И он год от года увеличивал скупку леса и хотел видеть на Керженце только свои плоты. Ради одного этого он не останавливался ни перед какими крайностями: подсылал на инотарьевские плоты рубить снасти, не раз своими руками поджигал его пристань, харчевы. Он готов был все сжечь. И сжег бы, но не имел на такое дело надежных людей.
К этому времени относится смерть лыковского псаломщика, вдовца Ивана Лукича Савушкина, жившего последние двадцать лет с дочерью Любынькой и со своей сожительницей — старой девкой Федосьей. Сын Савушкина служил дьяконом в Городце. Умер Иван Лукич неожиданно для всех от разрыва сердца. Когда Нижегородская банкирская контора Печенкина лопнула (он за год перед банкротством Печенкина вложил под большие проценты десять тысяч рублей), Иван Лукич не перенес удара.
Но помимо пропавших денег у него и дома имелся припрятанный капитал. Любынька скрытые деньги нашла. Делиться находкой с братом не захотела. Перед его приездом она принесла отцовские сбережения соседу Алексею Павлову, просила сохранить узелочек на время раздела с братом. Алексей отказался взять узелок. Он не подозревал наличия у Любыньки больших денег.

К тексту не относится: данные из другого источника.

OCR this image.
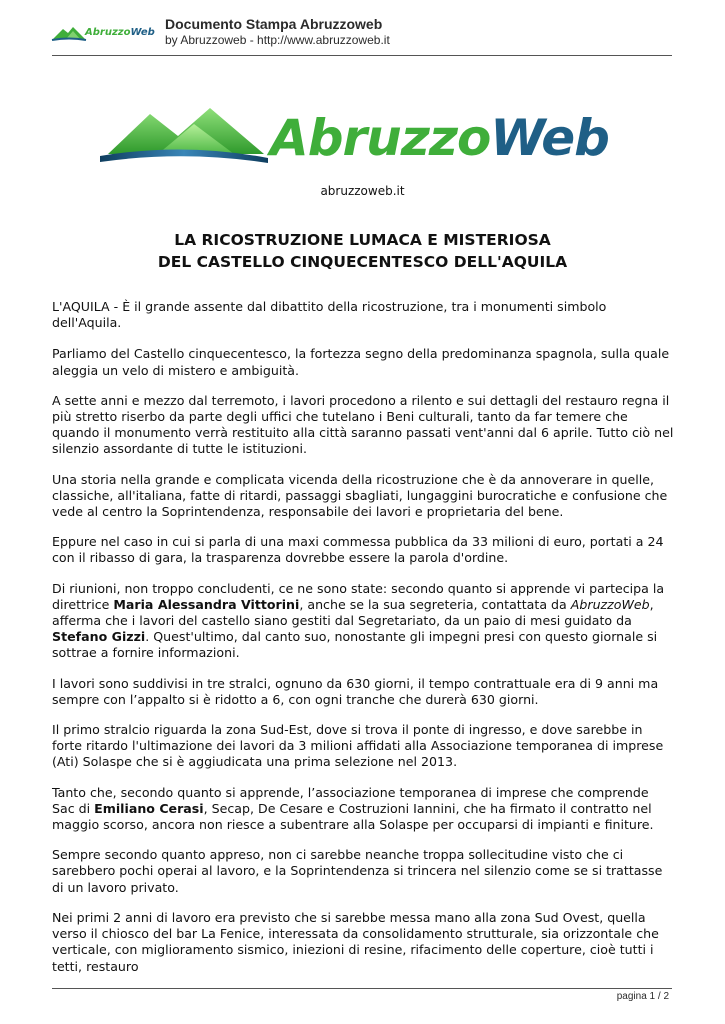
AbruzzoWeb
Documento Stampa Abruzzoweb
by Abruzzoweb - http://www.abruzzoweb.it
AbruzzoWeb
abruzzoweb.it
LA RICOSTRUZIONE LUMACA E MISTERIOSA
DEL CASTELLO CINQUECENTESCO DELL'AQUILA

L'AQUILA - È il grande assente dal dibattito della ricostruzione, tra i monumenti simbolo dell'Aquila.

Parliamo del Castello cinquecentesco, la fortezza segno della predominanza spagnola, sulla quale aleggia un velo di mistero e ambiguità.

A sette anni e mezzo dal terremoto, i lavori procedono a rilento e sui dettagli del restauro regna il più stretto riserbo da parte degli uffici che tutelano i Beni culturali, tanto da far temere che quando il monumento verrà restituito alla città saranno passati vent'anni dal 6 aprile. Tutto ciò nel silenzio assordante di tutte le istituzioni.

Una storia nella grande e complicata vicenda della ricostruzione che è da annoverare in quelle, classiche, all'italiana, fatte di ritardi, passaggi sbagliati, lungaggini burocratiche e confusione che vede al centro la Soprintendenza, responsabile dei lavori e proprietaria del bene.

Eppure nel caso in cui si parla di una maxi commessa pubblica da 33 milioni di euro, portati a 24 con il ribasso di gara, la trasparenza dovrebbe essere la parola d'ordine.

Di riunioni, non troppo concludenti, ce ne sono state: secondo quanto si apprende vi partecipa la direttrice Maria Alessandra Vittorini, anche se la sua segreteria, contattata da AbruzzoWeb, afferma che i lavori del castello siano gestiti dal Segretariato, da un paio di mesi guidato da Stefano Gizzi. Quest'ultimo, dal canto suo, nonostante gli impegni presi con questo giornale si sottrae a fornire informazioni.

I lavori sono suddivisi in tre stralci, ognuno da 630 giorni, il tempo contrattuale era di 9 anni ma sempre con l’appalto si è ridotto a 6, con ogni tranche che durerà 630 giorni.

Il primo stralcio riguarda la zona Sud-Est, dove si trova il ponte di ingresso, e dove sarebbe in forte ritardo l'ultimazione dei lavori da 3 milioni affidati alla Associazione temporanea di imprese (Ati) Solaspe che si è aggiudicata una prima selezione nel 2013.

Tanto che, secondo quanto si apprende, l’associazione temporanea di imprese che comprende Sac di Emiliano Cerasi, Secap, De Cesare e Costruzioni Iannini, che ha firmato il contratto nel maggio scorso, ancora non riesce a subentrare alla Solaspe per occuparsi di impianti e finiture.

Sempre secondo quanto appreso, non ci sarebbe neanche troppa sollecitudine visto che ci sarebbero pochi operai al lavoro, e la Soprintendenza si trincera nel silenzio come se si trattasse di un lavoro privato.

Nei primi 2 anni di lavoro era previsto che si sarebbe messa mano alla zona Sud Ovest, quella verso il chiosco del bar La Fenice, interessata da consolidamento strutturale, sia orizzontale che verticale, con miglioramento sismico, iniezioni di resine, rifacimento delle coperture, cioè tutti i tetti, restauro

pagina 1 / 2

— Иди к Тиминьке, — послал ее Алексей. Он думал хоть лишним беспокойством досадить ненавистному соседу.
В сумерках Любынька пришла к Тимофею Никифоровичу. Он лежал на печи. Остановившись у порога, она его попросила:
— Тиминька, сделай милость, побереги, Христа ради, батюшкин платок с деньгами, пока у нас раздел идет с братом.
— Што я стану с твоим платочком делать-то? — слезая с печи, ворчал Дашков.

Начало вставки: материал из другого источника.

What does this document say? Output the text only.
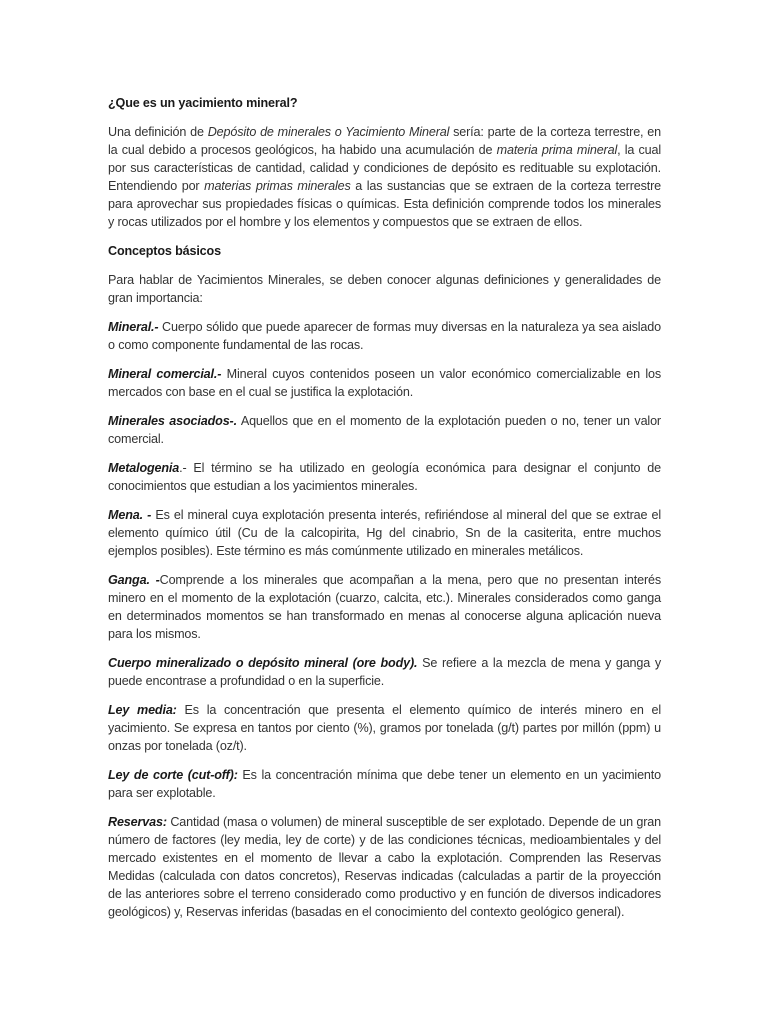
¿Que es un yacimiento mineral?

Una definición de Depósito de minerales o Yacimiento Mineral sería: parte de la corteza terrestre, en la cual debido a procesos geológicos, ha habido una acumulación de materia prima mineral, la cual por sus características de cantidad, calidad y condiciones de depósito es redituable su explotación. Entendiendo por materias primas minerales a las sustancias que se extraen de la corteza terrestre para aprovechar sus propiedades físicas o químicas. Esta definición comprende todos los minerales y rocas utilizados por el hombre y los elementos y compuestos que se extraen de ellos.

Conceptos básicos

Para hablar de Yacimientos Minerales, se deben conocer algunas definiciones y generalidades de gran importancia:

Mineral.- Cuerpo sólido que puede aparecer de formas muy diversas en la naturaleza ya sea aislado o como componente fundamental de las rocas.

Mineral comercial.- Mineral cuyos contenidos poseen un valor económico comercializable en los mercados con base en el cual se justifica la explotación.

Minerales asociados-. Aquellos que en el momento de la explotación pueden o no, tener un valor comercial.

Metalogenia.- El término se ha utilizado en geología económica para designar el conjunto de conocimientos que estudian a los yacimientos minerales.

Mena. - Es el mineral cuya explotación presenta interés, refiriéndose al mineral del que se extrae el elemento químico útil (Cu de la calcopirita, Hg del cinabrio, Sn de la casiterita, entre muchos ejemplos posibles). Este término es más comúnmente utilizado en minerales metálicos.

Ganga. -Comprende a los minerales que acompañan a la mena, pero que no presentan interés minero en el momento de la explotación (cuarzo, calcita, etc.). Minerales considerados como ganga en determinados momentos se han transformado en menas al conocerse alguna aplicación nueva para los mismos.

Cuerpo mineralizado o depósito mineral (ore body). Se refiere a la mezcla de mena y ganga y puede encontrase a profundidad o en la superficie.

Ley media: Es la concentración que presenta el elemento químico de interés minero en el yacimiento. Se expresa en tantos por ciento (%), gramos por tonelada (g/t) partes por millón (ppm) u onzas por tonelada (oz/t).

Ley de corte (cut-off): Es la concentración mínima que debe tener un elemento en un yacimiento para ser explotable.

Reservas: Cantidad (masa o volumen) de mineral susceptible de ser explotado. Depende de un gran número de factores (ley media, ley de corte) y de las condiciones técnicas, medioambientales y del mercado existentes en el momento de llevar a cabo la explotación. Comprenden las Reservas Medidas (calculada con datos concretos), Reservas indicadas (calculadas a partir de la proyección de las anteriores sobre el terreno considerado como productivo y en función de diversos indicadores geológicos) y, Reservas inferidas (basadas en el conocimiento del contexto geológico general).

Любынька стояла у двери и держала в руках объемистый узелок. Увидя его, Тимофей Никифорович затрясся: «Неужели в узлу-то деньги?»
Он подошел к Любыньке, выхватил у нее сверток, взвесил его на руке, вздрогнул. Не выпуская из рук платка, обнял Любыньку, потянул ее к себе. Отбросил узелок в сторону и потащил Любыньку к кутнику. Она вырвалась от него:
— Что ты это делаешь, охальник?
Дашков подошел к двери, накинул запор и, обернувшись к Савушкиной, силой потянул на кутник.
— Грех, грех, Тиминька, пощади! Страх-то какой! Што ты делаешь?.. — прерывающимся голосом умоляла Любынька и била его ногами.
— Молчи, — хрипел Дашков, накладывая на ее рот шершавую ладонь. — Тише… тише… Настасья-то в лесу…
Едва переводя дыхание, Любынька от испуга и стыда закрыла руками слезящиеся глаза. Слизывая с ее щек соленые слезы и покрывая лицо Любыньки поцелуями, Дашков бормотал:
— А-ах, кака ты дура-то… дура!.. Настасья-то в лесу…
Через несколько дней приехал брат Любыньки. Он долго, настойчиво искал сбережения отца, но ему и в голову не пришло заподозрить в несправедливости сестру.
Проводив ни с чем брата, Любынька пошла к Дашкову за отцовскими деньгами. Он ей вернул платок, да только в платке-то ничего не осталось. Заплаканной она вернулась домой и, все еще заливаясь слезами, жаловалась Федосье:
— Тиминька-то меня обобрал, я давала ему платок тугим, из угла в угол завязанным, а он все батюшкины деньги из него забрал и меня обесчестил.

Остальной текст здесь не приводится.